When my son was nine months old, I took him to the doctor. I was panicked. Worried. Confused. "He won't eat!!" I exclaimed. "nothing! Just breastmilk!"

The doctor paused, as if waiting for me to state the actual problem.

"He won't eat! He spits everything out! Or gags! He's nine months old! Shouldn't he be eating by now? I've been trying for three months!"

The doctor said ... "is he healthy? Is he growing?" When the answer was yes, she merely shrugged. "Some babies don't eat at six months. Some take longer. He's fine."

And indeed he was fine. And still is, and in fact is a good eater by preschooler standards. But he didn't willingly ingest solid food until he was 10 months old, and didn't get significant calories from solid food until a year old. He was over 20 pounds by that point. Heck he was 19 pounds at 4 months. Nine months in I would eat brownies every day and still lose weight which sounds like bliss until you are faced with the reality of trying desperately to nourish yourself as your body struggles to satisfy the relentless hunger of a growing baby. The constant constant hunger. The tiredness. The inability to do anything without the baby because he / she will not eat anything and I cannot pump.

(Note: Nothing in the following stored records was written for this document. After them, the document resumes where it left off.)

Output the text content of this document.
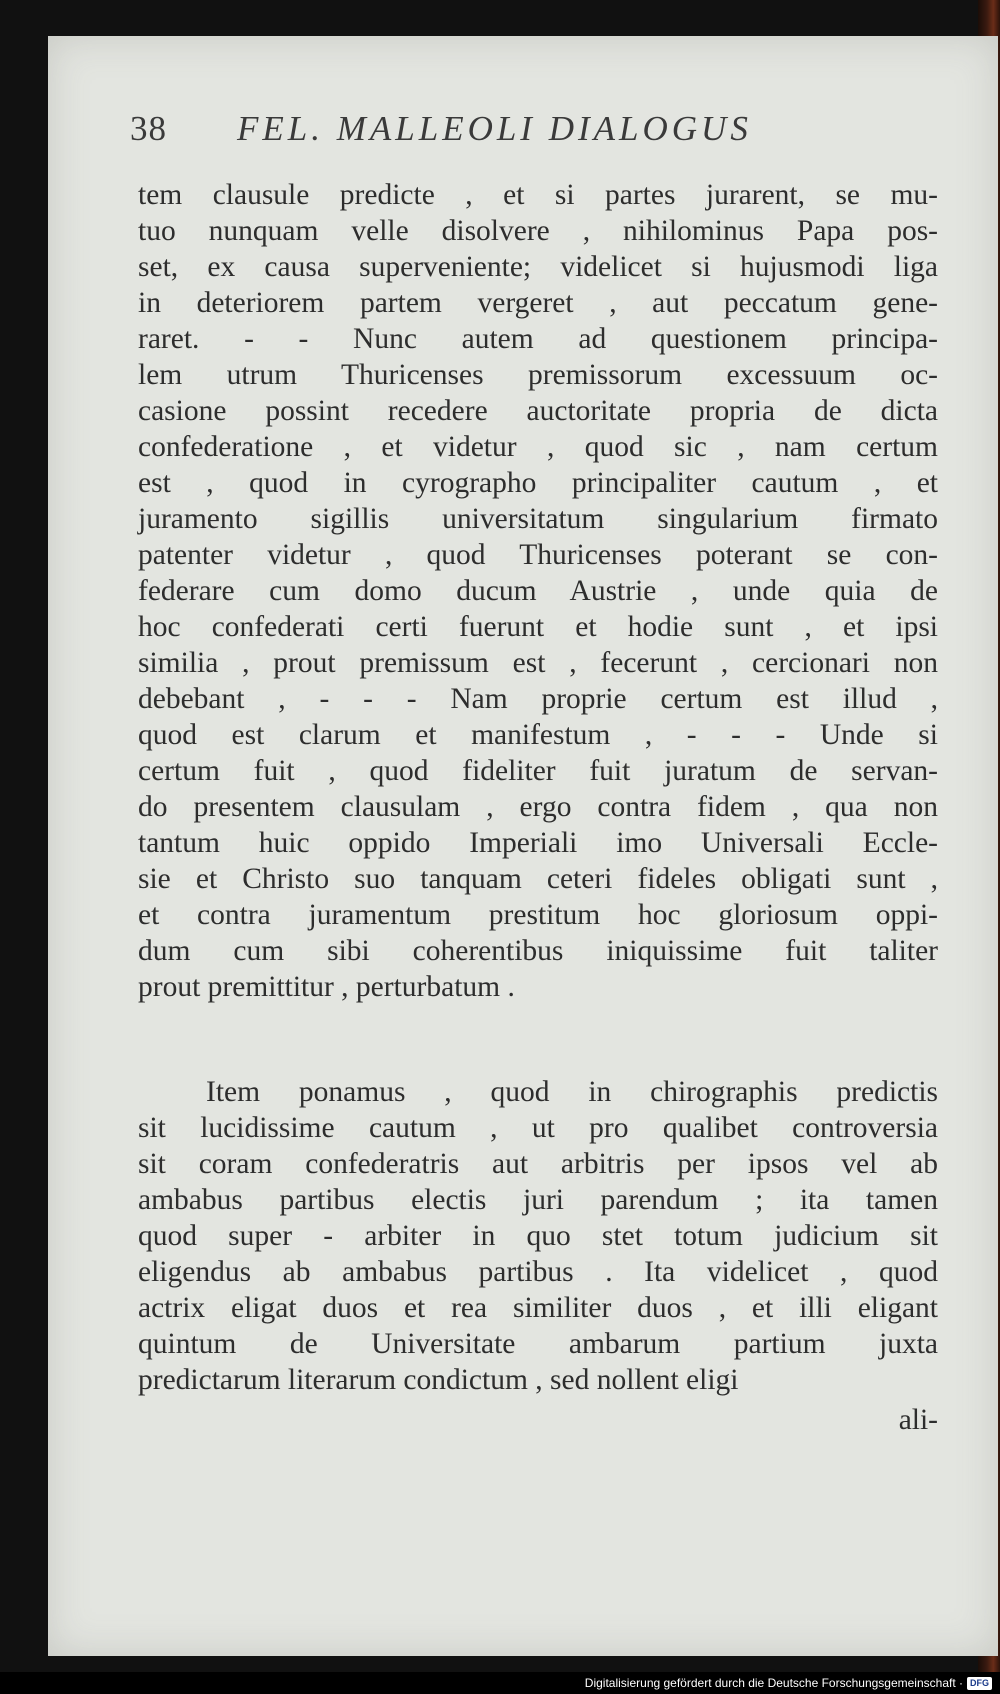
38 FEL. MALLEOLI DIALOGUS
tem clausule predicte , et si partes jurarent, se mu-
tuo nunquam velle disolvere , nihilominus Papa pos-
set, ex causa superveniente; videlicet si hujusmodi liga
in deteriorem partem vergeret , aut peccatum gene-
raret. - - Nunc autem ad questionem principa-
lem utrum Thuricenses premissorum excessuum oc-
casione possint recedere auctoritate propria de dicta
confederatione , et videtur , quod sic , nam certum
est , quod in cyrographo principaliter cautum , et
juramento sigillis universitatum singularium firmato
patenter videtur , quod Thuricenses poterant se con-
federare cum domo ducum Austrie , unde quia de
hoc confederati certi fuerunt et hodie sunt , et ipsi
similia , prout premissum est , fecerunt , cercionari non
debebant , - - - Nam proprie certum est illud ,
quod est clarum et manifestum , - - - Unde si
certum fuit , quod fideliter fuit juratum de servan-
do presentem clausulam , ergo contra fidem , qua non
tantum huic oppido Imperiali imo Universali Eccle-
sie et Christo suo tanquam ceteri fideles obligati sunt ,
et contra juramentum prestitum hoc gloriosum oppi-
dum cum sibi coherentibus iniquissime fuit taliter
prout premittitur , perturbatum .
Item ponamus , quod in chirographis predictis
sit lucidissime cautum , ut pro qualibet controversia
sit coram confederatris aut arbitris per ipsos vel ab
ambabus partibus electis juri parendum ; ita tamen
quod super - arbiter in quo stet totum judicium sit
eligendus ab ambabus partibus . Ita videlicet , quod
actrix eligat duos et rea similiter duos , et illi eligant
quintum de Universitate ambarum partium juxta
predictarum literarum condictum , sed nollent eligi
ali-
Digitalisierung gefördert durch die Deutsche Forschungsgemeinschaft · DFG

My daughter is now staring down seven months old. Despite a promising start -- showing interest in food as I ate, wanting to touch it, making chewing motions -- she too has rejected all attempts to introduce other foods. This weekend after a molecule of avocado went in her mouth without her grimacing, I attempted less than half a babyspoonful and she then gagged so much I had to seize her from her highchair ... And then the gagging made her vomit all over the floor. Spectacularly.

Unsurprisingly, despite the fact that my daughter is far smaller than my son, I found myself this weekend in the kitchen eating cookies / yogurt / crackers mounded with hummus / apples by the fistful. I've even (gross!!) been eating Nutella by the spoonful which is not only gross but puzzling given normally I hate Nutella (yes I realize that's weird).

It seems altogether likely that March will roll around before she deigns to let the tempting morsels I lovingly prepare for her cross her lips, and the next three months may well be a fury of gobbling on my part. It's fine. I knew this was possible, even likely. And being able to eat ANYTHING is a delight I admit. And how else will I get my work wardrobe to fit again?

But man. It sucks to lie in bed two hours after dinner with a growling stomach, thinking only of what I get to eat next. I'm SO HUNGRY!!!